Some looking around last night at alternator specs surprised me a bit. 40A output is on the low side  :o
Mind you, have never really needed to know, even with fixing up cars as a hobby in the 1990's.

By 11.00am, after an hour on solar it was showing 10.5V.
It then got swapped to the laptop power supply and now is showing 12.59V, when disconnected for a few minutes (In that time the power supply was moved onto cold concrete and 2 large PC heatsinks were put on top of it).
Initially it spiked up to 14.5V, similar to when charging batts with a Berdini or suchlike, then quickly dropped to begin its proper charging.
Ideally, the voltage will now sit somewhere around there, while some amps go on...but yes, 2.6A would take a week probably. So perhaps our less than gentile and cuss worded neighbour may jump start the car later.
The other neighbours have a Prius...daren't ask them LOL. But, this Escort is begging to be converted to electric !

First though, getting the electrics to work while it's petrol powered !
The spare battery is now at 13.10V so will be used when connecting to the car for tests, while the car battery carries on.
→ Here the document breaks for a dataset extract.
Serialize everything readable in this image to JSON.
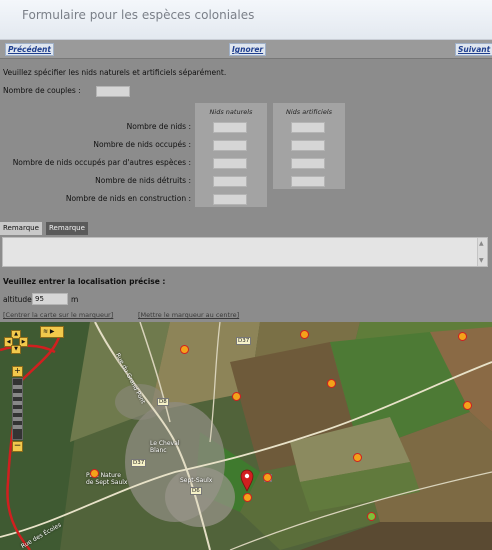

@EvolvingApe - quite agree, the grid is a mess and needs to be protected.
I tend to stay quiet but daily media includes Ground Zero etc.
Fearmonger was because it hasn't happened yet, probably the wrong word to use.
And, here's something related from a couple of years back. I'd just entered Walmart during a storm, my wife was parking and as she did so, told me later that a lightning bolt struck a transformer nearby, sparks flying everywhere. The lights and power inside went out and the only light was from whatever was coming through the skylights. Everybody froze, unsure what to do, simply standing there silent. 20 seconds elapsed, not a word, not a sound. Then the lights came back on and people started moving again...surreal. Imagine a pause button on life as you walk through the store.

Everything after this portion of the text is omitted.